Answering these questions takes time and a willingness to learn and unlearn simultaneously. If it prevents just one person from being harmed, it’s work that matters. Some actionable steps you can take as a school leader while working with these questions as your guide:
  • Examine your school and district policies around weight-shaming. If your school does not have an explicitly stated policy that protects fat/higher-weight students and staff, begin by bringing that to your administration or school board’s attention. 
  • Read titles such as What We Don’t Talk About When We Talk About Fat by Aubrey Gordon and FAT TALK: Parenting in the Age of Diet Culture by Virginia Sole-Smith (Macmillan Publishers, 2023). Invite parents, staff, and the community to join in on your learning.

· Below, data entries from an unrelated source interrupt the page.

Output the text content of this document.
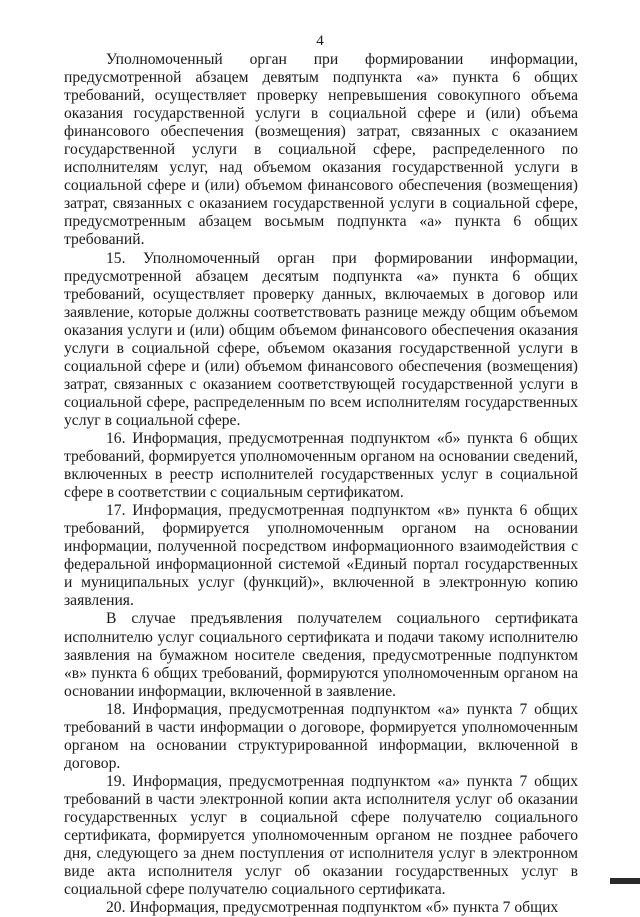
4

Уполномоченный орган при формировании информации, предусмотренной абзацем девятым подпункта «а» пункта 6 общих требований, осуществляет проверку непревышения совокупного объема оказания государственной услуги в социальной сфере и (или) объема финансового обеспечения (возмещения) затрат, связанных с оказанием государственной услуги в социальной сфере, распределенного по исполнителям услуг, над объемом оказания государственной услуги в социальной сфере и (или) объемом финансового обеспечения (возмещения) затрат, связанных с оказанием государственной услуги в социальной сфере, предусмотренным абзацем восьмым подпункта «а» пункта 6 общих требований.

15. Уполномоченный орган при формировании информации, предусмотренной абзацем десятым подпункта «а» пункта 6 общих требований, осуществляет проверку данных, включаемых в договор или заявление, которые должны соответствовать разнице между общим объемом оказания услуги и (или) общим объемом финансового обеспечения оказания услуги в социальной сфере, объемом оказания государственной услуги в социальной сфере и (или) объемом финансового обеспечения (возмещения) затрат, связанных с оказанием соответствующей государственной услуги в социальной сфере, распределенным по всем исполнителям государственных услуг в социальной сфере.

16. Информация, предусмотренная подпунктом «б» пункта 6 общих требований, формируется уполномоченным органом на основании сведений, включенных в реестр исполнителей государственных услуг в социальной сфере в соответствии с социальным сертификатом.

17. Информация, предусмотренная подпунктом «в» пункта 6 общих требований, формируется уполномоченным органом на основании информации, полученной посредством информационного взаимодействия с федеральной информационной системой «Единый портал государственных и муниципальных услуг (функций)», включенной в электронную копию заявления.

В случае предъявления получателем социального сертификата исполнителю услуг социального сертификата и подачи такому исполнителю заявления на бумажном носителе сведения, предусмотренные подпунктом «в» пункта 6 общих требований, формируются уполномоченным органом на основании информации, включенной в заявление.

18. Информация, предусмотренная подпунктом «а» пункта 7 общих требований в части информации о договоре, формируется уполномоченным органом на основании структурированной информации, включенной в договор.

19. Информация, предусмотренная подпунктом «а» пункта 7 общих требований в части электронной копии акта исполнителя услуг об оказании государственных услуг в социальной сфере получателю социального сертификата, формируется уполномоченным органом не позднее рабочего дня, следующего за днем поступления от исполнителя услуг в электронном виде акта исполнителя услуг об оказании государственных услуг в социальной сфере получателю социального сертификата.

20. Информация, предусмотренная подпунктом «б» пункта 7 общих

  • Survey the physical classrooms in your schools to make sure they are accessible to students in all bodies and of all sizes and abilities. 
  • Inventory the curriculum; pay close attention to what it says about certain bodies and foods, and work with teachers, staff, and students to revise curriculum that implicitly or explicitly transmits body shame across all subject areas (not just health, physical education, and sciences!)
Diet culture and weight stigma are pervasive and require everyone in a community to interrogate and unlearn what entire industries have taught us about our own worth. Naming and minimizing the effects of diet culture in our school communities can, and will, improve the mental health of our students, staff, and entire communities so that they can focus on learning and achieving well-being. Ditching diet culture at school is an important step toward making schools more healthy, equitable, and inclusive for all.